Seine Hand fuhr in seine Hosentasche, fand ein schlankes Werkzeug darin und steckte dies so vorsichtig ins Schloss, dass der Mann am Kamin keinen Schimmer haben konnte von der nahenden Gefahr. Das leise Klicken wurde vom prasselnden Regen verschluckt. Aus dem Dunkeln näherte sich der zweite Bucklige, mit gezogener Waffe.

Hollis fühlte den kalten Windhauch an seinem Hinterkopf und nahm das Geräusch des Regens nun stärker als zuvor wahr. Schnell erhob er sich und wandte sich der Terrassentür zu.

Dann blieb er stehen. Seine Augen verengten sich zu dünnen Schlitzen, seine Lippen verhärteten sich. Hollis war kein Feigling. Sogar diese beiden unheimlichen Gestalten, die ihm mit gezogenen Waffen gegenüberstanden, ließen sein Herz nur leicht schneller schlagen.

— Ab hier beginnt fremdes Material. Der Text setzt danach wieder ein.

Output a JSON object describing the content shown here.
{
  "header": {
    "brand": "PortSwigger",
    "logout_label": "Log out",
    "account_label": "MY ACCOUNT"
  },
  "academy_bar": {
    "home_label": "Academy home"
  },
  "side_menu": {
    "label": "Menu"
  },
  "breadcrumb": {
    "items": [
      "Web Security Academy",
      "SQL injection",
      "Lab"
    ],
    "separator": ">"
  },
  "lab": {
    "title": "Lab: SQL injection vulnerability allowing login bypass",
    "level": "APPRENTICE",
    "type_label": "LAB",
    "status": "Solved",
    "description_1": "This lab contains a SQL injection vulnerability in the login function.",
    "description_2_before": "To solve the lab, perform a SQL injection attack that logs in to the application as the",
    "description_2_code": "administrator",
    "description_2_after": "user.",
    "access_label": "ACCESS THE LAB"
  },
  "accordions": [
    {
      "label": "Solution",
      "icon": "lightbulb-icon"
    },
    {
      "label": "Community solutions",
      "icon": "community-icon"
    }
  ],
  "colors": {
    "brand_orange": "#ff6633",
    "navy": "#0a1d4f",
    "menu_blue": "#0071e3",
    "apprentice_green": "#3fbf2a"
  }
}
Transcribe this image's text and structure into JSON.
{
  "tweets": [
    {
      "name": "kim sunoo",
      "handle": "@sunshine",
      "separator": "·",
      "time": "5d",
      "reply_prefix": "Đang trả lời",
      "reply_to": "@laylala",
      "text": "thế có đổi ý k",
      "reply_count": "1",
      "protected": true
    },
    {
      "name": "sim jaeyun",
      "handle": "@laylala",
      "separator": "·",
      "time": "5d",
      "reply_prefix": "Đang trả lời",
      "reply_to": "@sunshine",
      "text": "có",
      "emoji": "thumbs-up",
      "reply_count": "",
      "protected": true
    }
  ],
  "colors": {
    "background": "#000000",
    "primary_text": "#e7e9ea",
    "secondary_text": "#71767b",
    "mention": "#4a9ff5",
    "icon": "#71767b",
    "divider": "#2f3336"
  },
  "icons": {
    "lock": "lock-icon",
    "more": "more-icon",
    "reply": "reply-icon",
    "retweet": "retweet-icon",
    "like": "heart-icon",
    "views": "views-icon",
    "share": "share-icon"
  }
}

„Einbrecher, eh“, sagte er kalt. „Okay, was wollen Sie?“

„Setzen Sie sich“, befahl einer der Männer barsch. „Seien Sie klug und Ihnen passiert nichts. Wenn Sie irgendwelche Tricks versuchen, blasen wir Ihnen die Birne weg.“

Hollis wich langsam zurück, vorbei an zwei oder drei Sesseln, bis er am Drehstuhl hinter seinem Schreibtisch angekommen war. Wenn die beiden ihn an einen Stuhl fesseln sollten, sollte es dieser sein. In Hollis’ Kopf arbeitete es blitzschnell. Ihm war nicht entgangen, dass beide Eindringlinge einen Buckel hatten und er kalkulierte mit kühlem Kopf, dass gleich zwei Einbrecher mit einem solchen Gebrechen einen fast zu großen Zufall darstellten. Vor allem, da es sich um einen so offensichtlichen Makel handelte.

Sie benutzten die seidenen Bänder, mit denen die Vorhänge arretiert werden, um ihn zu fesseln, und leisteten dabei ganze Arbeit. Einen Knebel verpassten sie ihm nicht. Einer der Einbrecher berührte mit der Mündung seiner Waffe Hollis’ Schläfe.

„Verraten Sie uns die Kombination Ihres Safes, Bruder, und wo er sich versteckt.“

Hollis verriet ihnen die Kombination und zeigte in die Richtung, wo sie den Safe finden würden. Er sah ihnen beim Öffnen zu, wie sie den Schrank ausräumten und einen samtenen Sack mit Aktienscheinen, Bargeld und Schmuck füllten.

Die gesamte Beute belief sich wahrscheinlich auf 10.000 Dollar, alles versichert. Hollis beging nicht den Fehler, zu versuchen, nach Hilfe zu rufen. Etwas am Auftreten der beiden Männer verriet ihm, dass er es mit geborenen Killern zu tun hatte, mit nicht einmal einem Quäntchen Erbarmen hinter ihrem vermummten Äußeren.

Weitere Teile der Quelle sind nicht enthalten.